Lagrange Multipliers
Lagrange multipliers are used to solve constrained optimization problems. They minimize f(x) subject to g(x)=0 by creating the Lagrangian L(x,λ)=f(x)−λg(x). To find the solution, you set all partial derivatives to zero, which gives you ∇f(x)=λ∇g(x) and g(x)=0. The multiplier λ shows how the optimal value changes based on the constraint.
Logistic Regression
Logistic regression is a model used to classify things in machine learning. It starts by adding up the input features in a weighted way, plus a bias. This is written as z = w⋅x + b. Then, it uses the sigmoid function, which turns any number into a value between 0 and 1 using the formula g(z) = 1/(1 + e⁻ᶻ). The result can be seen as the likelihood that the input fits into a certain class. This makes logistic regression helpful for sorting inputs into categories.
Newton Raphson Method
The Newton Raphson method finds roots of the equation f(x)=0 using the iterative formula xₙ₊₁ = xₙ - f(xₙ)/f'(xₙ). Starting with a guess, x₀, each step uses the tangent line at the current point to guess where the function crosses the x axis. This method works when the initial guess is close enough to the root, f'(x)≠0 near the root, and the function changes smoothly. Common ways to check if it have converged are |xₙ₊₁ - xₙ| < ε or |f(xₙ)| < ε, where ε is a small value.

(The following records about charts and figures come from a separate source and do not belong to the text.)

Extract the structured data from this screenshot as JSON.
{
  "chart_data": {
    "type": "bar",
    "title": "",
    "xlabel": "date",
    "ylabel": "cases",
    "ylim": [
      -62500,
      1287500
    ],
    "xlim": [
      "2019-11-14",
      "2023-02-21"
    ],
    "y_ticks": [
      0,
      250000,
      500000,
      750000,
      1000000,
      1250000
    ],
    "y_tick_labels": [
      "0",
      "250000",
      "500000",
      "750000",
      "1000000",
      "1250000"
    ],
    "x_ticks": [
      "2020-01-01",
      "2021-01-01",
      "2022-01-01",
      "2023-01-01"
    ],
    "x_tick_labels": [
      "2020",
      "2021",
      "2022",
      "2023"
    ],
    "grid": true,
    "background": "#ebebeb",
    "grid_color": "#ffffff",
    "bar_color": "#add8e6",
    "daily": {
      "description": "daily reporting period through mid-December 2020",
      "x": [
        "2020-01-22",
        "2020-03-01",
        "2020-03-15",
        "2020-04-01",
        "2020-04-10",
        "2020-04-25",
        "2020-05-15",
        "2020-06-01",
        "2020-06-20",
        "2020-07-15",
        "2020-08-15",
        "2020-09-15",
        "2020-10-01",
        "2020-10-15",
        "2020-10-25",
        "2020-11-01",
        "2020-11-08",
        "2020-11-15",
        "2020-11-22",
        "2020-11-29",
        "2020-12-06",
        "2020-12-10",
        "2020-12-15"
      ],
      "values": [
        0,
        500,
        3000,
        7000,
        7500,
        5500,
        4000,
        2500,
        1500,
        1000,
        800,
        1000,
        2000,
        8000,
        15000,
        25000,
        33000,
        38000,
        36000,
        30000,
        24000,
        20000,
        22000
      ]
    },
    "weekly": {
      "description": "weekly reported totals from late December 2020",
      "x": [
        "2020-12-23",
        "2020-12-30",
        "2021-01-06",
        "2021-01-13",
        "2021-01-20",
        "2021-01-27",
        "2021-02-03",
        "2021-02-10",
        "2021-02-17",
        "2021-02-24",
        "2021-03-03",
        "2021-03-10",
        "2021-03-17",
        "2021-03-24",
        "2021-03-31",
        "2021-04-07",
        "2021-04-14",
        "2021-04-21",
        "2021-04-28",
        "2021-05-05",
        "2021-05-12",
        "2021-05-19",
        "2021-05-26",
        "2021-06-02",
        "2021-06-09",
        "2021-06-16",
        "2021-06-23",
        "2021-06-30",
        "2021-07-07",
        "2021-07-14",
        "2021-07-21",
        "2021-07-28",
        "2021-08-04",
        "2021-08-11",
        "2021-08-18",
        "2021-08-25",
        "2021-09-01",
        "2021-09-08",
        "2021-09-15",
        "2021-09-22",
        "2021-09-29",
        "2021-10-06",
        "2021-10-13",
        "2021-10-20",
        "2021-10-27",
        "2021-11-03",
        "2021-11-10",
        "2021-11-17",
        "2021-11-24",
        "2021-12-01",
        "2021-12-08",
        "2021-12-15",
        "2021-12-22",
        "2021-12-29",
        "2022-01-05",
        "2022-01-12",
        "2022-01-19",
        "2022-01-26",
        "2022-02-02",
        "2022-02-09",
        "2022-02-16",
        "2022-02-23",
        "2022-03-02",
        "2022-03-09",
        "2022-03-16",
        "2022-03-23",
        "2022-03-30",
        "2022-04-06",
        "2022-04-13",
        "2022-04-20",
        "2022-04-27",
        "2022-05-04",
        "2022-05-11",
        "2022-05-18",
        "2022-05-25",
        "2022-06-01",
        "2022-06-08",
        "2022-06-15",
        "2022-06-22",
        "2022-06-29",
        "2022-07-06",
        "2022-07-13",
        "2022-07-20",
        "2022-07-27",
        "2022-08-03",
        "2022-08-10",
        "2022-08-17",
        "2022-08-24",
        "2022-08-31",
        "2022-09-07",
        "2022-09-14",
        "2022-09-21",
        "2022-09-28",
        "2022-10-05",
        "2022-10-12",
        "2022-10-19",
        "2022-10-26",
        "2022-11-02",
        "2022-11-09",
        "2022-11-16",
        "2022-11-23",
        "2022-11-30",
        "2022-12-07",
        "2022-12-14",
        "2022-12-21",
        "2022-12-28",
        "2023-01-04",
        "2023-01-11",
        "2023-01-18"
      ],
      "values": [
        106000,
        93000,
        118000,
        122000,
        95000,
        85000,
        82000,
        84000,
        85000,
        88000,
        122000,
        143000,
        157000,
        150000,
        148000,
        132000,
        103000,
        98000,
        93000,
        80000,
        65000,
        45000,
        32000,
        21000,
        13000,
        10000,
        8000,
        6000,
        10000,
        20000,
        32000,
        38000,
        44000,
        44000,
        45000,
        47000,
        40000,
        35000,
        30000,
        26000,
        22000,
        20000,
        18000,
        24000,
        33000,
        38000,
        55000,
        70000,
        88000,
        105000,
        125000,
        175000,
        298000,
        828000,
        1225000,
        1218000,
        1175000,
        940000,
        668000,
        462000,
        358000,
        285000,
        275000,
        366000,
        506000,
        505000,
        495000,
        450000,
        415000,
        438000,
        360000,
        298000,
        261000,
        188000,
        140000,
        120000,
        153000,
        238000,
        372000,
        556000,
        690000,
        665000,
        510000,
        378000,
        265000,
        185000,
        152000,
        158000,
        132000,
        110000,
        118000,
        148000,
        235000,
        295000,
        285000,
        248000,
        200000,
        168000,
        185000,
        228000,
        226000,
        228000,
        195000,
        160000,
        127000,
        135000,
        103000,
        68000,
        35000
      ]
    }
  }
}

ReLU (Rectified Linear Unit)
ReLU is expressed as f(x) = max(0, x). It lets positive inputs go through as they are, but it outputs zero for negative inputs. It is good for calculations and helps with the vanishing gradient issue since its derivative is 1 for positive inputs and 0 for negative inputs. By setting negative values to zero, ReLU adds sparsity, which can speed up networks and reduce overfitting.
Regularization
Regularization stops overfitting by adding a penalty to the cost function that discourages big parameter values. For both linear and logistic regression, the regularized cost function is J(w,b) = original_cost + (λ/2m)∑wⱼ². The regularization parameter λ controls how to balance fitting the training data and keeping parameters small. In gradient descent, this adds λ/m·wⱼ to the derivative of wⱼ, which shrinks parameters by multiplying them by (1 - αλ/m) each time. Note that the bias parameter b isn't regularized, just the weight parameters w are penalized to prevent overfitting.
Softmax
Softmax changes a list of real numbers into a probability distribution, σ(zᵢ) = eᶻⁱ / ∑ⱼeᶻʲ. Each output is between 0 and 1, and they all add up to 1. This makes it good for multiclass classification in the output layer. Softmax makes differences between inputs bigger so that larger values get higher probabilities, and smaller values get lower ones. The function can be differentiated everywhere, so it works well for backpropagation.